I’m not looking for sex. I’m not looking for romance or complications or anything beyond this moment. I’m looking to feel human again, to remember that I’m more than my medical chart, to exist in a space where endometriosis doesn’t define me.
And maybe— though I shouldn’t hope this— he’ll be there. The stranger who saw something worth touching in a woman who’s been feeling untouchable.
I start the engine and pull out of the parking lot, driving toward home with something that feels dangerously like hope building in my chest. Tonight, I won’t be Ilona Shiradze, the woman who just got diagnosed with endometriosis. Tonight, I’ll be whoever I choose to be behind a lace mask.

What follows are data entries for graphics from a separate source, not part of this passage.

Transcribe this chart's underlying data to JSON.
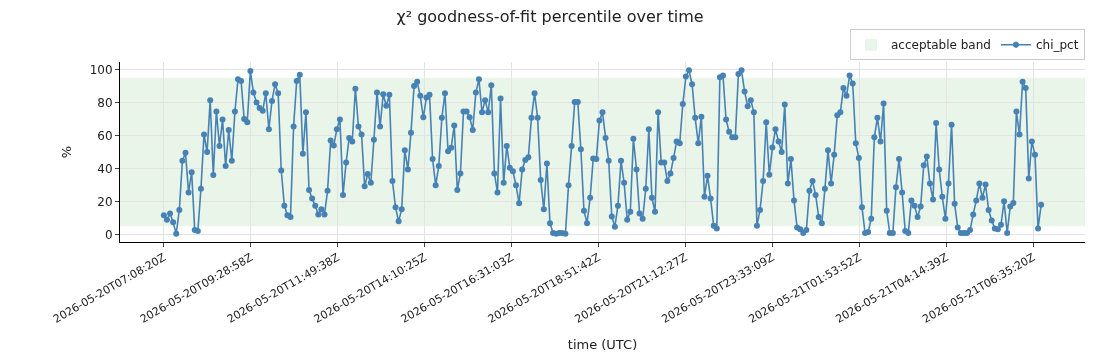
{
  "chart_data": {
    "type": "line",
    "title": "χ² goodness-of-fit percentile over time",
    "xlabel": "time (UTC)",
    "ylabel": "%",
    "xlim": [
      "2026-05-20T05:57:20",
      "2026-05-21T07:59:20"
    ],
    "xticks": [
      {
        "value": "2026-05-20T07:08:20",
        "label": "2026-05-20T07:08:20Z"
      },
      {
        "value": "2026-05-20T09:28:58",
        "label": "2026-05-20T09:28:58Z"
      },
      {
        "value": "2026-05-20T11:49:38",
        "label": "2026-05-20T11:49:38Z"
      },
      {
        "value": "2026-05-20T14:10:25",
        "label": "2026-05-20T14:10:25Z"
      },
      {
        "value": "2026-05-20T16:31:03",
        "label": "2026-05-20T16:31:03Z"
      },
      {
        "value": "2026-05-20T18:51:42",
        "label": "2026-05-20T18:51:42Z"
      },
      {
        "value": "2026-05-20T21:12:27",
        "label": "2026-05-20T21:12:27Z"
      },
      {
        "value": "2026-05-20T23:33:09",
        "label": "2026-05-20T23:33:09Z"
      },
      {
        "value": "2026-05-21T01:53:52",
        "label": "2026-05-21T01:53:52Z"
      },
      {
        "value": "2026-05-21T04:14:39",
        "label": "2026-05-21T04:14:39Z"
      },
      {
        "value": "2026-05-21T06:35:20",
        "label": "2026-05-21T06:35:20Z"
      }
    ],
    "ylim": [
      -4.5,
      104.5
    ],
    "yticks": [
      0,
      20,
      40,
      60,
      80,
      100
    ],
    "grid": true,
    "legend": "top right",
    "marker": "circle",
    "line_style": "solid",
    "bands": [
      {
        "axis": "y",
        "from": 5,
        "to": 95,
        "label": "acceptable band",
        "color": "#2ca02c"
      }
    ],
    "x": [
      "2026-05-20T07:08:20",
      "2026-05-20T07:13:20",
      "2026-05-20T07:18:20",
      "2026-05-20T07:23:20",
      "2026-05-20T07:28:20",
      "2026-05-20T07:33:20",
      "2026-05-20T07:38:20",
      "2026-05-20T07:43:20",
      "2026-05-20T07:48:20",
      "2026-05-20T07:53:20",
      "2026-05-20T07:58:20",
      "2026-05-20T08:03:20",
      "2026-05-20T08:08:20",
      "2026-05-20T08:13:20",
      "2026-05-20T08:18:20",
      "2026-05-20T08:23:20",
      "2026-05-20T08:28:20",
      "2026-05-20T08:33:20",
      "2026-05-20T08:38:20",
      "2026-05-20T08:43:20",
      "2026-05-20T08:48:20",
      "2026-05-20T08:53:20",
      "2026-05-20T08:58:20",
      "2026-05-20T09:03:20",
      "2026-05-20T09:08:20",
      "2026-05-20T09:13:20",
      "2026-05-20T09:18:20",
      "2026-05-20T09:23:20",
      "2026-05-20T09:28:20",
      "2026-05-20T09:33:20",
      "2026-05-20T09:38:20",
      "2026-05-20T09:43:20",
      "2026-05-20T09:48:20",
      "2026-05-20T09:53:20",
      "2026-05-20T09:58:20",
      "2026-05-20T10:03:20",
      "2026-05-20T10:08:20",
      "2026-05-20T10:13:20",
      "2026-05-20T10:18:20",
      "2026-05-20T10:23:20",
      "2026-05-20T10:28:20",
      "2026-05-20T10:33:20",
      "2026-05-20T10:38:20",
      "2026-05-20T10:43:20",
      "2026-05-20T10:48:20",
      "2026-05-20T10:53:20",
      "2026-05-20T10:58:20",
      "2026-05-20T11:03:20",
      "2026-05-20T11:08:20",
      "2026-05-20T11:13:20",
      "2026-05-20T11:18:20",
      "2026-05-20T11:23:20",
      "2026-05-20T11:28:20",
      "2026-05-20T11:33:20",
      "2026-05-20T11:38:20",
      "2026-05-20T11:43:20",
      "2026-05-20T11:48:20",
      "2026-05-20T11:53:20",
      "2026-05-20T11:58:20",
      "2026-05-20T12:03:20",
      "2026-05-20T12:08:20",
      "2026-05-20T12:13:20",
      "2026-05-20T12:18:20",
      "2026-05-20T12:23:20",
      "2026-05-20T12:28:20",
      "2026-05-20T12:33:20",
      "2026-05-20T12:38:20",
      "2026-05-20T12:43:20",
      "2026-05-20T12:48:20",
      "2026-05-20T12:53:20",
      "2026-05-20T12:58:20",
      "2026-05-20T13:03:20",
      "2026-05-20T13:08:20",
      "2026-05-20T13:13:20",
      "2026-05-20T13:18:20",
      "2026-05-20T13:23:20",
      "2026-05-20T13:28:20",
      "2026-05-20T13:33:20",
      "2026-05-20T13:38:20",
      "2026-05-20T13:43:20",
      "2026-05-20T13:48:20",
      "2026-05-20T13:53:20",
      "2026-05-20T13:58:20",
      "2026-05-20T14:03:20",
      "2026-05-20T14:08:20",
      "2026-05-20T14:13:20",
      "2026-05-20T14:18:20",
      "2026-05-20T14:23:20",
      "2026-05-20T14:28:20",
      "2026-05-20T14:33:20",
      "2026-05-20T14:38:20",
      "2026-05-20T14:43:20",
      "2026-05-20T14:48:20",
      "2026-05-20T14:53:20",
      "2026-05-20T14:58:20",
      "2026-05-20T15:03:20",
      "2026-05-20T15:08:20",
      "2026-05-20T15:13:20",
      "2026-05-20T15:18:20",
      "2026-05-20T15:23:20",
      "2026-05-20T15:28:20",
      "2026-05-20T15:33:20",
      "2026-05-20T15:38:20",
      "2026-05-20T15:43:20",
      "2026-05-20T15:48:20",
      "2026-05-20T15:53:20",
      "2026-05-20T15:58:20",
      "2026-05-20T16:03:20",
      "2026-05-20T16:08:20",
      "2026-05-20T16:13:20",
      "2026-05-20T16:18:20",
      "2026-05-20T16:23:20",
      "2026-05-20T16:28:20",
      "2026-05-20T16:33:20",
      "2026-05-20T16:38:20",
      "2026-05-20T16:43:20",
      "2026-05-20T16:48:20",
      "2026-05-20T16:53:20",
      "2026-05-20T16:58:20",
      "2026-05-20T17:03:20",
      "2026-05-20T17:08:20",
      "2026-05-20T17:13:20",
      "2026-05-20T17:18:20",
      "2026-05-20T17:23:20",
      "2026-05-20T17:28:20",
      "2026-05-20T17:33:20",
      "2026-05-20T17:38:20",
      "2026-05-20T17:43:20",
      "2026-05-20T17:48:20",
      "2026-05-20T17:53:20",
      "2026-05-20T17:58:20",
      "2026-05-20T18:03:20",
      "2026-05-20T18:08:20",
      "2026-05-20T18:13:20",
      "2026-05-20T18:18:20",
      "2026-05-20T18:23:20",
      "2026-05-20T18:28:20",
      "2026-05-20T18:33:20",
      "2026-05-20T18:38:20",
      "2026-05-20T18:43:20",
      "2026-05-20T18:48:20",
      "2026-05-20T18:53:20",
      "2026-05-20T18:58:20",
      "2026-05-20T19:03:20",
      "2026-05-20T19:08:20",
      "2026-05-20T19:13:20",
      "2026-05-20T19:18:20",
      "2026-05-20T19:23:20",
      "2026-05-20T19:28:20",
      "2026-05-20T19:33:20",
      "2026-05-20T19:38:20",
      "2026-05-20T19:43:20",
      "2026-05-20T19:48:20",
      "2026-05-20T19:53:20",
      "2026-05-20T19:58:20",
      "2026-05-20T20:03:20",
      "2026-05-20T20:08:20",
      "2026-05-20T20:13:20",
      "2026-05-20T20:18:20",
      "2026-05-20T20:23:20",
      "2026-05-20T20:28:20",
      "2026-05-20T20:33:20",
      "2026-05-20T20:38:20",
      "2026-05-20T20:43:20",
      "2026-05-20T20:48:20",
      "2026-05-20T20:53:20",
      "2026-05-20T20:58:20",
      "2026-05-20T21:03:20",
      "2026-05-20T21:08:20",
      "2026-05-20T21:13:20",
      "2026-05-20T21:18:20",
      "2026-05-20T21:23:20",
      "2026-05-20T21:28:20",
      "2026-05-20T21:33:20",
      "2026-05-20T21:38:20",
      "2026-05-20T21:43:20",
      "2026-05-20T21:48:20",
      "2026-05-20T21:53:20",
      "2026-05-20T21:58:20",
      "2026-05-20T22:03:20",
      "2026-05-20T22:08:20",
      "2026-05-20T22:13:20",
      "2026-05-20T22:18:20",
      "2026-05-20T22:23:20",
      "2026-05-20T22:28:20",
      "2026-05-20T22:33:20",
      "2026-05-20T22:38:20",
      "2026-05-20T22:43:20",
      "2026-05-20T22:48:20",
      "2026-05-20T22:53:20",
      "2026-05-20T22:58:20",
      "2026-05-20T23:03:20",
      "2026-05-20T23:08:20",
      "2026-05-20T23:13:20",
      "2026-05-20T23:18:20",
      "2026-05-20T23:23:20",
      "2026-05-20T23:28:20",
      "2026-05-20T23:33:20",
      "2026-05-20T23:38:20",
      "2026-05-20T23:43:20",
      "2026-05-20T23:48:20",
      "2026-05-20T23:53:20",
      "2026-05-20T23:58:20",
      "2026-05-21T00:03:20",
      "2026-05-21T00:08:20",
      "2026-05-21T00:13:20",
      "2026-05-21T00:18:20",
      "2026-05-21T00:23:20",
      "2026-05-21T00:28:20",
      "2026-05-21T00:33:20",
      "2026-05-21T00:38:20",
      "2026-05-21T00:43:20",
      "2026-05-21T00:48:20",
      "2026-05-21T00:53:20",
      "2026-05-21T00:58:20",
      "2026-05-21T01:03:20",
      "2026-05-21T01:08:20",
      "2026-05-21T01:13:20",
      "2026-05-21T01:18:20",
      "2026-05-21T01:23:20",
      "2026-05-21T01:28:20",
      "2026-05-21T01:33:20",
      "2026-05-21T01:38:20",
      "2026-05-21T01:43:20",
      "2026-05-21T01:48:20",
      "2026-05-21T01:53:20",
      "2026-05-21T01:58:20",
      "2026-05-21T02:03:20",
      "2026-05-21T02:08:20",
      "2026-05-21T02:13:20",
      "2026-05-21T02:18:20",
      "2026-05-21T02:23:20",
      "2026-05-21T02:28:20",
      "2026-05-21T02:33:20",
      "2026-05-21T02:38:20",
      "2026-05-21T02:43:20",
      "2026-05-21T02:48:20",
      "2026-05-21T02:53:20",
      "2026-05-21T02:58:20",
      "2026-05-21T03:03:20",
      "2026-05-21T03:08:20",
      "2026-05-21T03:13:20",
      "2026-05-21T03:18:20",
      "2026-05-21T03:23:20",
      "2026-05-21T03:28:20",
      "2026-05-21T03:33:20",
      "2026-05-21T03:38:20",
      "2026-05-21T03:43:20",
      "2026-05-21T03:48:20",
      "2026-05-21T03:53:20",
      "2026-05-21T03:58:20",
      "2026-05-21T04:03:20",
      "2026-05-21T04:08:20",
      "2026-05-21T04:13:20",
      "2026-05-21T04:18:20",
      "2026-05-21T04:23:20",
      "2026-05-21T04:28:20",
      "2026-05-21T04:33:20",
      "2026-05-21T04:38:20",
      "2026-05-21T04:43:20",
      "2026-05-21T04:48:20",
      "2026-05-21T04:53:20",
      "2026-05-21T04:58:20",
      "2026-05-21T05:03:20",
      "2026-05-21T05:08:20",
      "2026-05-21T05:13:20",
      "2026-05-21T05:18:20",
      "2026-05-21T05:23:20",
      "2026-05-21T05:28:20",
      "2026-05-21T05:33:20",
      "2026-05-21T05:38:20",
      "2026-05-21T05:43:20",
      "2026-05-21T05:48:20",
      "2026-05-21T05:53:20",
      "2026-05-21T05:58:20",
      "2026-05-21T06:03:20",
      "2026-05-21T06:08:20",
      "2026-05-21T06:13:20",
      "2026-05-21T06:18:20",
      "2026-05-21T06:23:20",
      "2026-05-21T06:28:20",
      "2026-05-21T06:33:20",
      "2026-05-21T06:38:20",
      "2026-05-21T06:43:20",
      "2026-05-21T06:48:20"
    ],
    "series": [
      {
        "name": "chi_pct",
        "color": "#4682b4",
        "values": [
          11.7,
          9,
          12.8,
          7.4,
          0.5,
          14.9,
          44.7,
          49.5,
          25.5,
          37.8,
          2.7,
          2.1,
          27.7,
          60.6,
          50,
          81.4,
          36,
          74.5,
          53.7,
          69.7,
          41.5,
          63.3,
          44.7,
          74.5,
          94,
          93,
          70,
          68,
          99,
          86,
          80,
          76.6,
          75,
          85.6,
          63.8,
          80.9,
          91,
          85.6,
          38.8,
          17.5,
          11.7,
          10.6,
          65.5,
          93,
          96.8,
          49,
          74,
          27,
          21.8,
          17.5,
          12.2,
          15.4,
          12.2,
          26.6,
          57,
          54,
          63.8,
          69.7,
          24,
          43.6,
          58.5,
          56.4,
          88.3,
          65.4,
          60.6,
          29.3,
          36.7,
          31.4,
          57.4,
          86,
          65.4,
          85,
          78,
          84.6,
          32.4,
          16.5,
          8,
          15.4,
          51,
          39.4,
          61.7,
          90,
          92.5,
          84,
          71,
          83,
          84.6,
          45.7,
          29.8,
          41.5,
          70.7,
          85.6,
          50.5,
          52.6,
          66,
          27,
          37,
          74.5,
          74.5,
          71,
          63.3,
          86,
          94,
          74,
          81.4,
          74,
          90.4,
          37,
          25.5,
          82.4,
          31.4,
          53.7,
          40.4,
          38.3,
          29.8,
          19,
          39.4,
          45.2,
          46.8,
          70.7,
          85.6,
          70.7,
          33,
          15.4,
          43,
          6.9,
          1,
          0.5,
          1,
          1,
          0.5,
          29.8,
          53.7,
          80.3,
          80.3,
          51.6,
          14.4,
          6.9,
          22.3,
          46,
          45.7,
          69,
          74,
          58.5,
          44.7,
          11,
          4.8,
          17.5,
          44.7,
          31.4,
          9,
          13.8,
          58,
          39.4,
          12.8,
          9.6,
          27.7,
          63.8,
          22.3,
          13.8,
          74,
          43.6,
          43.6,
          32.4,
          37,
          46.3,
          56.4,
          55.3,
          79,
          95.7,
          99.5,
          91,
          70.7,
          55.3,
          71.3,
          22.9,
          35.6,
          21.8,
          5.3,
          3.7,
          95.2,
          96.3,
          69.7,
          62.2,
          59,
          59,
          97.3,
          99.5,
          86.7,
          77.7,
          81.4,
          74,
          5.3,
          14.9,
          32.4,
          68,
          36.2,
          52.7,
          63.8,
          56.4,
          50,
          78.7,
          30.9,
          45.7,
          20.7,
          4.3,
          3.2,
          1,
          2.7,
          26.6,
          32.4,
          24,
          10.6,
          6.9,
          27.7,
          51,
          30.9,
          48.4,
          72.3,
          74,
          88.8,
          84,
          96.3,
          91.5,
          55.3,
          46.3,
          16.5,
          1,
          1.6,
          9.6,
          59,
          70.7,
          56.4,
          79.3,
          14.4,
          1,
          1,
          28.7,
          45.7,
          25.5,
          2.1,
          1,
          20.7,
          17.5,
          10.6,
          17,
          42,
          47.3,
          30.9,
          21.3,
          67.6,
          39.4,
          22.9,
          9.6,
          30.9,
          66.5,
          18.6,
          4.3,
          1,
          1,
          1,
          2.7,
          12.2,
          20.7,
          30.9,
          22.3,
          30.3,
          14.9,
          8.5,
          3.7,
          3.2,
          5.9,
          20.2,
          1,
          17,
          19.1,
          74.5,
          60.6,
          92.5,
          88.8,
          34,
          56.4,
          48.4,
          3.7,
          18
        ]
      }
    ]
  }
}
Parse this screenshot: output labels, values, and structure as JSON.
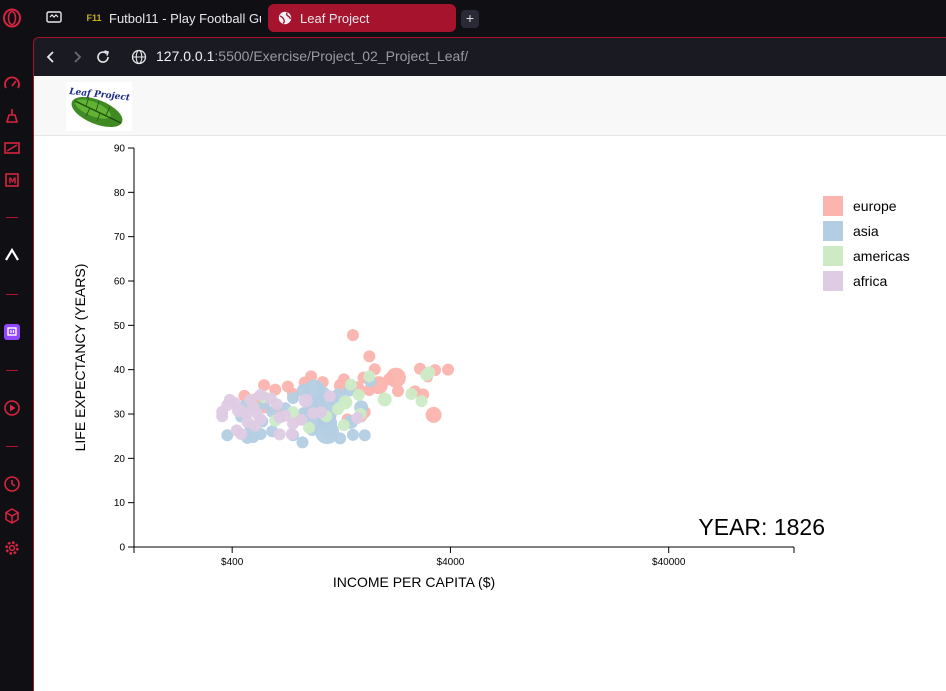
{
  "browser": {
    "tabs": [
      {
        "label": "Futbol11 - Play Football Gu",
        "favicon_text": "F11",
        "active": false
      },
      {
        "label": "Leaf Project",
        "favicon_text": "",
        "active": true
      }
    ],
    "new_tab_label": "+",
    "url_host": "127.0.0.1",
    "url_rest": ":5500/Exercise/Project_02_Project_Leaf/",
    "accent": "#a6132c"
  },
  "page": {
    "logo_text": "Leaf Project"
  },
  "chart_data": {
    "type": "scatter",
    "title": "",
    "xlabel": "INCOME PER CAPITA ($)",
    "ylabel": "LIFE EXPECTANCY (YEARS)",
    "x_scale": "log",
    "xlim": [
      142,
      150000
    ],
    "ylim": [
      0,
      90
    ],
    "xticks": [
      400,
      4000,
      40000
    ],
    "xtick_labels": [
      "$400",
      "$4000",
      "$40000"
    ],
    "yticks": [
      0,
      10,
      20,
      30,
      40,
      50,
      60,
      70,
      80,
      90
    ],
    "year_label": "YEAR: 1826",
    "legend_position": "right",
    "legend": [
      {
        "name": "europe",
        "color": "#fbb4ae"
      },
      {
        "name": "asia",
        "color": "#b3cde3"
      },
      {
        "name": "americas",
        "color": "#ccebc5"
      },
      {
        "name": "africa",
        "color": "#decbe4"
      }
    ],
    "series": [
      {
        "name": "europe",
        "color": "#fbb4ae",
        "points": [
          [
            1430,
            47.8,
            6
          ],
          [
            1700,
            43,
            6
          ],
          [
            3900,
            40,
            6
          ],
          [
            2900,
            40.2,
            6
          ],
          [
            3400,
            39.9,
            6
          ],
          [
            3150,
            38.2,
            5
          ],
          [
            2100,
            37.9,
            6
          ],
          [
            2250,
            38.2,
            10
          ],
          [
            1880,
            36.5,
            9
          ],
          [
            1700,
            35.4,
            6
          ],
          [
            1500,
            35.8,
            7
          ],
          [
            2300,
            35.2,
            6
          ],
          [
            2750,
            35.1,
            6
          ],
          [
            3000,
            34.4,
            6
          ],
          [
            1260,
            36.4,
            7
          ],
          [
            1040,
            37.2,
            6
          ],
          [
            860,
            37.1,
            6
          ],
          [
            920,
            38.5,
            6
          ],
          [
            720,
            36.2,
            6
          ],
          [
            760,
            34.5,
            6
          ],
          [
            560,
            36.5,
            6
          ],
          [
            630,
            35.5,
            6
          ],
          [
            520,
            33.5,
            6
          ],
          [
            455,
            34.1,
            6
          ],
          [
            1620,
            30.4,
            6
          ],
          [
            1120,
            25.8,
            6
          ],
          [
            1560,
            29.5,
            6
          ],
          [
            3350,
            29.8,
            8
          ],
          [
            640,
            30.5,
            6
          ],
          [
            1350,
            28.8,
            6
          ],
          [
            820,
            29,
            6
          ],
          [
            560,
            31.5,
            6
          ],
          [
            1300,
            37.8,
            6
          ],
          [
            1600,
            38.2,
            6
          ],
          [
            1800,
            40.1,
            6
          ],
          [
            1000,
            32.5,
            6
          ]
        ]
      },
      {
        "name": "asia",
        "color": "#b3cde3",
        "points": [
          [
            1010,
            30.3,
            17
          ],
          [
            1090,
            25.9,
            12
          ],
          [
            1090,
            27.9,
            10
          ],
          [
            950,
            35.3,
            11
          ],
          [
            850,
            35.2,
            7
          ],
          [
            1230,
            34.2,
            7
          ],
          [
            1400,
            28.2,
            7
          ],
          [
            1560,
            31.5,
            7
          ],
          [
            1720,
            37.4,
            6
          ],
          [
            1430,
            25.3,
            6
          ],
          [
            1050,
            34.5,
            7
          ],
          [
            1150,
            33.2,
            6
          ],
          [
            700,
            31.3,
            6
          ],
          [
            850,
            30.2,
            6
          ],
          [
            610,
            30.5,
            6
          ],
          [
            550,
            28.3,
            6
          ],
          [
            500,
            24.8,
            6
          ],
          [
            540,
            25.5,
            6
          ],
          [
            485,
            27.1,
            6
          ],
          [
            470,
            24.6,
            6
          ],
          [
            440,
            29.4,
            6
          ],
          [
            1250,
            24.5,
            6
          ],
          [
            840,
            23.6,
            6
          ],
          [
            1620,
            25.2,
            6
          ],
          [
            1050,
            28.2,
            6
          ],
          [
            900,
            32.5,
            6
          ],
          [
            560,
            32.3,
            6
          ],
          [
            1380,
            35.3,
            6
          ],
          [
            455,
            31.8,
            6
          ],
          [
            930,
            26.4,
            6
          ],
          [
            380,
            25.2,
            6
          ],
          [
            760,
            33.6,
            6
          ],
          [
            610,
            26.1,
            6
          ],
          [
            760,
            25.2,
            6
          ]
        ]
      },
      {
        "name": "americas",
        "color": "#ccebc5",
        "points": [
          [
            1320,
            32.6,
            7
          ],
          [
            1520,
            34.3,
            6
          ],
          [
            1700,
            38.5,
            6
          ],
          [
            2000,
            33.3,
            7
          ],
          [
            2650,
            34.5,
            6
          ],
          [
            2950,
            32.9,
            6
          ],
          [
            3100,
            38.8,
            6
          ],
          [
            3200,
            39.4,
            6
          ],
          [
            1220,
            31.1,
            6
          ],
          [
            1400,
            36.6,
            6
          ],
          [
            1300,
            27.5,
            6
          ],
          [
            900,
            26.9,
            6
          ],
          [
            760,
            30.4,
            6
          ],
          [
            630,
            28.5,
            6
          ],
          [
            560,
            33.8,
            6
          ],
          [
            500,
            31.5,
            6
          ],
          [
            1080,
            29.5,
            6
          ],
          [
            1550,
            30,
            6
          ]
        ]
      },
      {
        "name": "africa",
        "color": "#decbe4",
        "points": [
          [
            360,
            30.5,
            6
          ],
          [
            390,
            33.2,
            6
          ],
          [
            410,
            32.5,
            6
          ],
          [
            430,
            30.8,
            7
          ],
          [
            380,
            32,
            6
          ],
          [
            360,
            29.5,
            6
          ],
          [
            465,
            30.1,
            6
          ],
          [
            500,
            31.3,
            6
          ],
          [
            520,
            30.1,
            6
          ],
          [
            540,
            28.8,
            6
          ],
          [
            470,
            28.2,
            6
          ],
          [
            510,
            27.4,
            6
          ],
          [
            440,
            25.5,
            6
          ],
          [
            420,
            26.3,
            6
          ],
          [
            485,
            33.2,
            6
          ],
          [
            540,
            34.3,
            6
          ],
          [
            600,
            33.5,
            6
          ],
          [
            640,
            32.2,
            6
          ],
          [
            700,
            29.6,
            6
          ],
          [
            760,
            27.8,
            6
          ],
          [
            830,
            28.7,
            6
          ],
          [
            870,
            33,
            7
          ],
          [
            940,
            30.2,
            6
          ],
          [
            660,
            25.4,
            6
          ],
          [
            750,
            25.5,
            6
          ],
          [
            1500,
            29.1,
            6
          ],
          [
            1020,
            30.4,
            6
          ],
          [
            1120,
            34,
            6
          ],
          [
            660,
            29.2,
            6
          ]
        ]
      }
    ]
  }
}
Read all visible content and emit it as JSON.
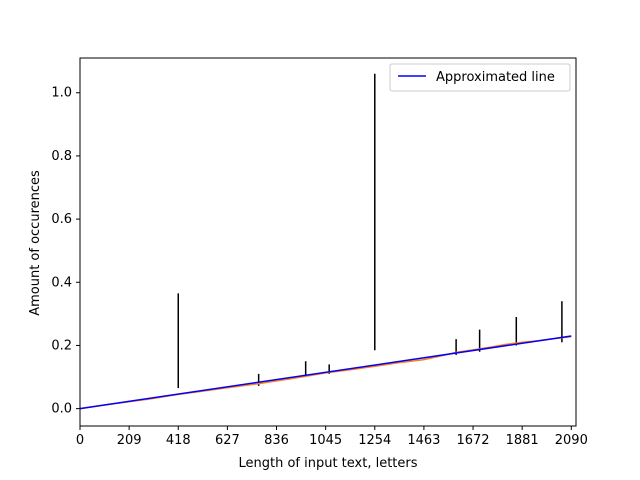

And for now, that’s all I need.
Chapter Ten
Ilona
The air in Scarlet Fox feels different tonight.
Maybe it’s me that’s different— broken in ways I’m still learning to understand. The burgundy velvet and amber lighting that once felt mysterious now feel like sanctuary, like the only place in the world where I can exist without pretending everything is fine.
Jack recognizes me immediately, his dark eyes softening with something that might be concern. He doesn’t ask questions, doesn’t offer sympathetic platitudes. Just nods toward the familiar hallway and slides a lace mask across the polished bar.
“Room Five,” he says quietly. “Same as before.”
My fingers tremble as I take the mask. The delicate lace feels fragile, like it might disintegrate if I grip too tightly. But then again, everything feels fragile right now.
The corridor stretches before me, each step echoes my heartbeat— erratic, desperate, alive despite everything trying to kill it. The scent of sandalwood and roses grows stronger as I approach the familiar door, and my body remembers this space with startling clarity.